Quand on apprend que les plans du pont, à Gênes, comprenaient des fautes de calculs et que c'était connu n'y a-t-il pas de quoi s'indigner?
Connaissant la mentalité humaine courante comment avoir accepté les résolutions "non contraignantes" du protocole de Kyoto…? Mais, en réalité, quels sont les pouvoirs réels accordés aux peuples dits souverains?
Observer que le pouvoir met au point des lois adaptées aux caprices des puissants les plus fortunés sans que les Parlements, comme celui du Palais-Bourbon, n'aient plus rien à dire nous pose une question débordant le cadre de cet article mais pas inintéressante.
La croyance en la réincarnation qui interpelle fort les scientifiques veut que doivent se réincarner ceux qui ne sont pas évolués comme attendu, d'une part, et, de l'autre, quelques-uns qui ont fait le vœu de revenir sur terre tant qu'il y aura de la souffrance.
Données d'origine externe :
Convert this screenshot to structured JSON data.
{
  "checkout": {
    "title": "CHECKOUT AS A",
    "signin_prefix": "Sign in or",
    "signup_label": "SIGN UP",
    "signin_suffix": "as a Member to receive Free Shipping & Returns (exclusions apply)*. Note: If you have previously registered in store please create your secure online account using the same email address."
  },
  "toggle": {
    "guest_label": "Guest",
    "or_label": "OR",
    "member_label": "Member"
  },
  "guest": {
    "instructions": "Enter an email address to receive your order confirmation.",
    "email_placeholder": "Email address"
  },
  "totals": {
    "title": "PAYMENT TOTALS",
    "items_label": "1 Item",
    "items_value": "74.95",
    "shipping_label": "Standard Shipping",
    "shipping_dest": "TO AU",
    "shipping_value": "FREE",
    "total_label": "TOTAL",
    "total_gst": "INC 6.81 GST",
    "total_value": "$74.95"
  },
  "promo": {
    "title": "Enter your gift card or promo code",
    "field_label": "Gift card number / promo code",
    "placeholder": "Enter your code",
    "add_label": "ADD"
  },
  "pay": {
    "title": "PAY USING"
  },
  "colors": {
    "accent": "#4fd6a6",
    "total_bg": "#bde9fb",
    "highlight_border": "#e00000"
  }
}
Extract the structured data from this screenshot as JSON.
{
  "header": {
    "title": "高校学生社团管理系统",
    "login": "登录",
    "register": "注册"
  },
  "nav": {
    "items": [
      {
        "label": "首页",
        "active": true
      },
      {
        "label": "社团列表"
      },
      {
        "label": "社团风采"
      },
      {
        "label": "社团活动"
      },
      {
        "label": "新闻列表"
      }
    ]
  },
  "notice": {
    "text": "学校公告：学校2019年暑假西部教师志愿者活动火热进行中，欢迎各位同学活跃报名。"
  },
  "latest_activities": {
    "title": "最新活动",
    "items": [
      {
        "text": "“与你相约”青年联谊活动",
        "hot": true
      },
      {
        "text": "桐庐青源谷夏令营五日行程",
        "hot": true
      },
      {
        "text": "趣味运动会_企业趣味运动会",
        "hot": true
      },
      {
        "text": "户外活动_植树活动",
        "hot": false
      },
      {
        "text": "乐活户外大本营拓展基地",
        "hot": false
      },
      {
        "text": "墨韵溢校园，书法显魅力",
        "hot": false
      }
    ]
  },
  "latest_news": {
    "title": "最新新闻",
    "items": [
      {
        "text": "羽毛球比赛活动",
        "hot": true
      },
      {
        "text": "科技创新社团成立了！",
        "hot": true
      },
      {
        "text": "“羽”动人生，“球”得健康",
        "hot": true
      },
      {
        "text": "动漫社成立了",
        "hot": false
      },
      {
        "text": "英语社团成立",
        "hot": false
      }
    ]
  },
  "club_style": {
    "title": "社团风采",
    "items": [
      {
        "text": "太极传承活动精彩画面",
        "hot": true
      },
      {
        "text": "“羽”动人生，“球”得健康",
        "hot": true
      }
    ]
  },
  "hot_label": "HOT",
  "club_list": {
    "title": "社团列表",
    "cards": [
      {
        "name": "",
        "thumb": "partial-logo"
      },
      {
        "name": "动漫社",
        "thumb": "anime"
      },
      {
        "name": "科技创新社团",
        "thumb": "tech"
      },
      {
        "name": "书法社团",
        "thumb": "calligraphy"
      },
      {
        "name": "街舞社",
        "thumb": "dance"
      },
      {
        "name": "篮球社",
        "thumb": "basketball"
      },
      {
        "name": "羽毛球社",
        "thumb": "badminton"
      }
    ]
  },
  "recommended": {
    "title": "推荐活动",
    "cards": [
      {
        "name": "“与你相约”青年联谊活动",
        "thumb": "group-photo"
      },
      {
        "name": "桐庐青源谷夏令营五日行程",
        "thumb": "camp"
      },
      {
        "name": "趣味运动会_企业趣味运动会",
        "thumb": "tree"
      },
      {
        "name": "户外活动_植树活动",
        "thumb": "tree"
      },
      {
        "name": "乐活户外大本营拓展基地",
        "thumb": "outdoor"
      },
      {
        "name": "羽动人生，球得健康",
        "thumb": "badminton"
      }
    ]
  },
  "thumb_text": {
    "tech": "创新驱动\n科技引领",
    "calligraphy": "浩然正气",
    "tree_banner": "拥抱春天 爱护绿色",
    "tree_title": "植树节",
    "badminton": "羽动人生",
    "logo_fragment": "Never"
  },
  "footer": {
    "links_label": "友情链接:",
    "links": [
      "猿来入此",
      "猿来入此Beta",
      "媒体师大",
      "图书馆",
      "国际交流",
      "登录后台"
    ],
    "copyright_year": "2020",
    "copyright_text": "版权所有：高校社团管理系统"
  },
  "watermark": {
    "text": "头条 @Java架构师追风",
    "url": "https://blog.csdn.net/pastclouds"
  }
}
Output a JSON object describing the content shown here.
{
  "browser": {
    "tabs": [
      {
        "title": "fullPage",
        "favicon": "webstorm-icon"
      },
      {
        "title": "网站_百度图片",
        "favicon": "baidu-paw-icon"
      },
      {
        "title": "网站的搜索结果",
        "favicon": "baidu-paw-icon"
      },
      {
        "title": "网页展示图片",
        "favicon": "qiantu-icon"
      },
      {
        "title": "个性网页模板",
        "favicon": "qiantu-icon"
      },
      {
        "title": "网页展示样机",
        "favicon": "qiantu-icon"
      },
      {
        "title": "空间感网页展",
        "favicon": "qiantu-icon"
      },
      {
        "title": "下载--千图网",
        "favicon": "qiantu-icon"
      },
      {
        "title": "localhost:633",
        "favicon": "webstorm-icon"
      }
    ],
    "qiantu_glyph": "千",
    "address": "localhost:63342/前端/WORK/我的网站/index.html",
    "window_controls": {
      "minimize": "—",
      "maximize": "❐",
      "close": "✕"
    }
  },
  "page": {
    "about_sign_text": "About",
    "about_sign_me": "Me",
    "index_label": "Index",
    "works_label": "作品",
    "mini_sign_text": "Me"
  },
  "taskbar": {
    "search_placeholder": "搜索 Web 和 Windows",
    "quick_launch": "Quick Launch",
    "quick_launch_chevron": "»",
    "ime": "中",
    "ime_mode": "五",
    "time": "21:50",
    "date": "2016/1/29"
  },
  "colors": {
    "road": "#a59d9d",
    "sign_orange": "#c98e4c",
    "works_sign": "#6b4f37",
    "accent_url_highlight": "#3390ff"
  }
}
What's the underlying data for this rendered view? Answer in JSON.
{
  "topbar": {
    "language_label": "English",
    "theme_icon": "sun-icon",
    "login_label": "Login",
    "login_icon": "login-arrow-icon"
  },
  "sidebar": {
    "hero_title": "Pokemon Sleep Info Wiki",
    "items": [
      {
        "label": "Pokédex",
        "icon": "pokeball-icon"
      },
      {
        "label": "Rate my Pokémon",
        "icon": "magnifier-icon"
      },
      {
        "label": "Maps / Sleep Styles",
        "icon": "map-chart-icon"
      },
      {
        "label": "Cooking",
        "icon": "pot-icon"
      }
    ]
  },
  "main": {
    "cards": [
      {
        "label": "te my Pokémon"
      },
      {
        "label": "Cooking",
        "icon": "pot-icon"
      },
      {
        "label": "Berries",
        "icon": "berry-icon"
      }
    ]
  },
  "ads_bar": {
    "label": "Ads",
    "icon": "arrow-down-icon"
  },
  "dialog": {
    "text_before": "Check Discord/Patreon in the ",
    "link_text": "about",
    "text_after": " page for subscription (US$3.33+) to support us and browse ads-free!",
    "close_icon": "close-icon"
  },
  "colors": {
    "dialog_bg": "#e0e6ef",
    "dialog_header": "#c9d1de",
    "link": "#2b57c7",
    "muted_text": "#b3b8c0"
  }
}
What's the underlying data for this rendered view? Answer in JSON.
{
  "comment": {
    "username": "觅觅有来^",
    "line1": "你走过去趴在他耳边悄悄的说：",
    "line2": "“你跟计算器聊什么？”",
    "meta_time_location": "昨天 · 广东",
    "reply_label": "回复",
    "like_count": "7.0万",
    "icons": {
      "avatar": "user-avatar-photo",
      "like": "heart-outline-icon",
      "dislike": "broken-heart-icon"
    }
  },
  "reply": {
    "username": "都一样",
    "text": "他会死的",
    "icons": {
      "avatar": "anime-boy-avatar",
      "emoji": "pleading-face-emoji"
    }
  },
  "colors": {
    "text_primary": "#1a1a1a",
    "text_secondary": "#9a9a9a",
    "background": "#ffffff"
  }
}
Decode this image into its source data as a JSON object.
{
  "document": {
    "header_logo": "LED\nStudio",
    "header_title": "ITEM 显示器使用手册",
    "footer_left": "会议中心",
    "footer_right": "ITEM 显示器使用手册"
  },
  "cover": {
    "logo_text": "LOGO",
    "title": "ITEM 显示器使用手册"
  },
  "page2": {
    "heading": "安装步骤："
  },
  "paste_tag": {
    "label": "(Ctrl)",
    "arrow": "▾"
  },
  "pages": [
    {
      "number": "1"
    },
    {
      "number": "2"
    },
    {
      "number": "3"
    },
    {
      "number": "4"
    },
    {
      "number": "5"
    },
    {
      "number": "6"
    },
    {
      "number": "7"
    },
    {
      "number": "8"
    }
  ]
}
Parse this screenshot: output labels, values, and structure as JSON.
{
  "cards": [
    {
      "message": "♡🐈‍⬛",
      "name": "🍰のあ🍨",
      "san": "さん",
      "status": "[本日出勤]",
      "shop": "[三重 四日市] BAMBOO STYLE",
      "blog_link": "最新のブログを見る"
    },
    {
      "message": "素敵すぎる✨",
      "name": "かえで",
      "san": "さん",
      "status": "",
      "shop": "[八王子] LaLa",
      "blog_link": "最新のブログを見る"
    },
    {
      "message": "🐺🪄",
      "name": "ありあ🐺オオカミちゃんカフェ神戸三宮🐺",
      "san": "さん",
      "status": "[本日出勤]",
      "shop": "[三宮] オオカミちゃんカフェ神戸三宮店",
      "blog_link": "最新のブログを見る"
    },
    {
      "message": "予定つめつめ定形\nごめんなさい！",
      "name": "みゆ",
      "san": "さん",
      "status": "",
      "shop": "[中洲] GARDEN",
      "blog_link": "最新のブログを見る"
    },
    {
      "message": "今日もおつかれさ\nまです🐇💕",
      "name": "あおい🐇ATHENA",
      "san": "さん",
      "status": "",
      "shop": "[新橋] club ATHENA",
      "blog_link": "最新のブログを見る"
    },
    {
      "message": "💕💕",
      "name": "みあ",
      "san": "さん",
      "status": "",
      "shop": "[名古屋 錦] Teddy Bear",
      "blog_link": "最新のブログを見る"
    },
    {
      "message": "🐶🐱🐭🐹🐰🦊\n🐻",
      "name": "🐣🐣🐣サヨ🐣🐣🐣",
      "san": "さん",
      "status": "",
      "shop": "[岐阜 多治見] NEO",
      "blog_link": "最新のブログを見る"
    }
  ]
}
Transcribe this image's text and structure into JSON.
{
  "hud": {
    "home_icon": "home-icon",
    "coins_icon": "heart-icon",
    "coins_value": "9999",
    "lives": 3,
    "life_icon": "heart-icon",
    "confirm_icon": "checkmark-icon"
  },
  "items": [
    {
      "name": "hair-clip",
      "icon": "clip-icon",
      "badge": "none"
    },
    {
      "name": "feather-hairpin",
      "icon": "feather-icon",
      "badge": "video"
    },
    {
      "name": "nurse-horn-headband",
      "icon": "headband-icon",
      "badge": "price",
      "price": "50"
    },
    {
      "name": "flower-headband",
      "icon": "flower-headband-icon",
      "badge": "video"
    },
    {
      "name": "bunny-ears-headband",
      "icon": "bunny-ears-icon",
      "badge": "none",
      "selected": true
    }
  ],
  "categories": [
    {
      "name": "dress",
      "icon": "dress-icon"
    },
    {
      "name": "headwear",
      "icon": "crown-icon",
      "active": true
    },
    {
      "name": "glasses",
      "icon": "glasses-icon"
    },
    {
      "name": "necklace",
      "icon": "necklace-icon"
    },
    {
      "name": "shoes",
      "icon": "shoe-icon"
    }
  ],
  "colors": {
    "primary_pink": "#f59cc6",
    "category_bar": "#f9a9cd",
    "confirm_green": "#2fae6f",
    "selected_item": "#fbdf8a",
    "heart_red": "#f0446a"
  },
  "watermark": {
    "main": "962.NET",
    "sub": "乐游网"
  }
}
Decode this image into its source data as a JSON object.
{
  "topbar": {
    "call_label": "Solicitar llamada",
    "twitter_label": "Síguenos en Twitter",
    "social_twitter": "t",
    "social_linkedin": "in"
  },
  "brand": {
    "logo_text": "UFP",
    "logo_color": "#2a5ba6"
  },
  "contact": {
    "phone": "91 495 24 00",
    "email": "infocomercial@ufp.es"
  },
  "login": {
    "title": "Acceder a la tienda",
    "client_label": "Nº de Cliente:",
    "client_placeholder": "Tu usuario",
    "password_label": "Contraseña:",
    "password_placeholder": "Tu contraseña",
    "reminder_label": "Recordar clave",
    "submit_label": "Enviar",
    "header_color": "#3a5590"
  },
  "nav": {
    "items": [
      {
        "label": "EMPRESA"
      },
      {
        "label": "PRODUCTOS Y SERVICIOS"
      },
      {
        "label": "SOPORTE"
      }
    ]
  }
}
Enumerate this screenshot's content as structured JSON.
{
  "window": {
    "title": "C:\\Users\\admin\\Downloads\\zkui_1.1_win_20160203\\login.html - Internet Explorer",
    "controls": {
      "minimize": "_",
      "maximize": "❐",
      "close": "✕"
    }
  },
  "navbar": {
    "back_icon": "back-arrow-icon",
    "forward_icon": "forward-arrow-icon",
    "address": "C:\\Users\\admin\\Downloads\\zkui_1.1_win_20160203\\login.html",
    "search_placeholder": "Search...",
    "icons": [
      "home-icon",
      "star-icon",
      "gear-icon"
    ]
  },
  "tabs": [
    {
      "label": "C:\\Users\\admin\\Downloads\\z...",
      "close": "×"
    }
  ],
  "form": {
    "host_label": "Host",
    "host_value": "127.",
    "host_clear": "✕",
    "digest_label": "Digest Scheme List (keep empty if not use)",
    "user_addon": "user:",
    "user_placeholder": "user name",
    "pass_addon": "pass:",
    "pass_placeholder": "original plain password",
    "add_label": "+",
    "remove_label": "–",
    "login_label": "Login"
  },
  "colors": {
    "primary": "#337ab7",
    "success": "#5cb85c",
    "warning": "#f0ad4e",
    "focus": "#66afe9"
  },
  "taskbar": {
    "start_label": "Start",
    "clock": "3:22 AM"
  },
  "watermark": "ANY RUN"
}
Ces généreux humains, au vu de l'indifférence, de l'égoïsme forcené, de la cupidité et de la dévastation de la planète portent-ils leur attention encore sur ce monde ou sur un autre (pas qu'un seul monde habité pour l'Inde) plus évolué?

Que pourraient-ils encore enseigner, apporter ou "offrir" à un monde fermé, figé, hostile, froid, "plat" (sans idéal) comme le nôtre?